Macau (MNA) – As the Japanese legislature approved a bill to allow the development and exploration of integrated resorts, financial services company Morgan Stanley believes Macau will receive greater competition in the future when it comes to attract Chinese gamers.
However the company also considered that international gaming companies and their Japanese partners could also see an upside to their valuation in anticipation of the high return on invested capital they could register in future investments in the Asian country, a scenario that already took place previously in Macau, Singapore and Philippines.
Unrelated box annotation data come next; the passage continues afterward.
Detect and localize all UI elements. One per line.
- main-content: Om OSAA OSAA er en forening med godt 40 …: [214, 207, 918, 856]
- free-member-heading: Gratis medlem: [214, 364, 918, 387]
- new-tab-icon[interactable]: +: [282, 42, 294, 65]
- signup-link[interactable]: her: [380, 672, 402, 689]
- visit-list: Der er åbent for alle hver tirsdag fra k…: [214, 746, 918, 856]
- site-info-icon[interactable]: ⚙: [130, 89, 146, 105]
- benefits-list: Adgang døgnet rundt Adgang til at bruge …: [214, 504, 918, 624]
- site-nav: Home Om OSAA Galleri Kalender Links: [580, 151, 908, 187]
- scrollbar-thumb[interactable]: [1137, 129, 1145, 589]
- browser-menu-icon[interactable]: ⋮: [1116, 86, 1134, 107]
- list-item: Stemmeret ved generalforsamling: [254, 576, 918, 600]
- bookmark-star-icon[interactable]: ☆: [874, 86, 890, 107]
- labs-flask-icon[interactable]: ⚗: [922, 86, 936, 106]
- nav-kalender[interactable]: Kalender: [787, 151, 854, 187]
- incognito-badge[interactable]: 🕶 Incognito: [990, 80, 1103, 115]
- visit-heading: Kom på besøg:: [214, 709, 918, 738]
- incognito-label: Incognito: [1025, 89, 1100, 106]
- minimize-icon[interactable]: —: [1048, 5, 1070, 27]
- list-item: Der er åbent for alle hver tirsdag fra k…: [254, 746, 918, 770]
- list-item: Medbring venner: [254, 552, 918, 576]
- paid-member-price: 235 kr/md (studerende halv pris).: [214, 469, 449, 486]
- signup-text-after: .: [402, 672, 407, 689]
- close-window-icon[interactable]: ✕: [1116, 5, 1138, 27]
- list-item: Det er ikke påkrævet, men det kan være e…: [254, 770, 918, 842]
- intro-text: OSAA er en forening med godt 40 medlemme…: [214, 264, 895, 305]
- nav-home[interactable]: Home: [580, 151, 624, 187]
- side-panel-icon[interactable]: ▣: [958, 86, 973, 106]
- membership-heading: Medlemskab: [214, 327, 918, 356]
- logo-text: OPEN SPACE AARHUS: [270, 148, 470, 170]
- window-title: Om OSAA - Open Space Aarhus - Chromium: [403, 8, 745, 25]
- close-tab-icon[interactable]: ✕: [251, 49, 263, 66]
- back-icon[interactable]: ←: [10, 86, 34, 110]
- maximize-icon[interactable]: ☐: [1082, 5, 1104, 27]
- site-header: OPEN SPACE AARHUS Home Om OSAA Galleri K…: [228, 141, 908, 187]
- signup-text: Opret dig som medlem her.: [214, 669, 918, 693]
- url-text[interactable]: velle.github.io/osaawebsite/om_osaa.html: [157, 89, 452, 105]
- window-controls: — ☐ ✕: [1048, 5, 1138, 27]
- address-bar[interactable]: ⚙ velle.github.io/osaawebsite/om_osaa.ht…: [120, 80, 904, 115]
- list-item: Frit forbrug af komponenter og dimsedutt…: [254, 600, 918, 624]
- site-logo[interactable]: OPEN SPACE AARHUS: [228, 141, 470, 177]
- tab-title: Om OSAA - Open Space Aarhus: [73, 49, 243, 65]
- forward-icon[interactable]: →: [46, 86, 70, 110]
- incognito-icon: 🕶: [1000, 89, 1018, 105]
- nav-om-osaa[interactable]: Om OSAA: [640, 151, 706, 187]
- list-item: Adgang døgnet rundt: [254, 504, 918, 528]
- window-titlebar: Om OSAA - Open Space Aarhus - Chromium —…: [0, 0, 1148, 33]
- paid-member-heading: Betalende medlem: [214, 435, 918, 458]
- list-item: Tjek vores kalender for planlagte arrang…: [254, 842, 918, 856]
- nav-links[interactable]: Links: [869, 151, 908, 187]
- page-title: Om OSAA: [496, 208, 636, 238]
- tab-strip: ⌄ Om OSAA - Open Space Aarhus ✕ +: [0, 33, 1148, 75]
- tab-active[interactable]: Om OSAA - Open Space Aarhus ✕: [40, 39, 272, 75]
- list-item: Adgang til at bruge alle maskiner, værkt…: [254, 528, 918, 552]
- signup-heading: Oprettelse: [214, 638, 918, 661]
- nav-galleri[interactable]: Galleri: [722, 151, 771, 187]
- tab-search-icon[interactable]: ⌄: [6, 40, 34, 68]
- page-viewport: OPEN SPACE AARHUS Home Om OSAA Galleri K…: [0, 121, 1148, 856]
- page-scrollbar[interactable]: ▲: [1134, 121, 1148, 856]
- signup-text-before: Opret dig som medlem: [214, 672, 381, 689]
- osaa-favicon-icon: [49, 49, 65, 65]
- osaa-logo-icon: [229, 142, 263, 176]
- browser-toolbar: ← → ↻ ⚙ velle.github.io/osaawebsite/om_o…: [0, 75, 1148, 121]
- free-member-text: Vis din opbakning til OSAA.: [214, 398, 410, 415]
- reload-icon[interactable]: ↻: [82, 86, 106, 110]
Japan’s integrated resort (IR) implementation bill was approved this Friday evening on the country’s parliament Upper House, with the decision to have ‘far reaching implications for global gaming and related companies’.
The approved bill implemented measures long discussed such as a revenue tax rate of around 30 per cent, a casino size limit of 3 per cent of total gaming floor area; three IR locations; and an entry fee for locals of 6,000 yen (MOP435/US$53) for locals with limited visitation frequency up to three times a week and 10 times over four weeks.
Morgan Stanley analysts also warned that two key regulations, gross floor area limit and 30 per cent tax revenue, would probably represent ‘lower returns than many expected’.
‘In the case of Osaka to make a reasonable return of 14 per cent (EBITDA/total investment) on a US$8 billion investment. Assuming 15,000 square meters of casino area, gross gaming revenue of US$4 billion, VIP and mass table yield of US$36,500 and US$8,500, respectively, are necessary. That’s much higher than Singapore,’ the company noted.
Tokyo and Osaka have long been touted as some of the most likely Japan locations where gaming resorts will be allowed to operate.
Several gaming operators with connections to Macau have already vowed to prepare investments and finding local partners for developing integrated resorts in Japan such as Galaxy Entertainment Group, Melco Resorts, junket operator Suncity Group, Wynn Resorts and the Sands Group
MGM Resorts International, have also publicly stated that its operators would be willing to make a bet on a integrated resort in the Land for the Rising Sun that would cost anywhere between 500 billion yen (US$4.53 billion/MOP36.67 billion) and one trillion yen.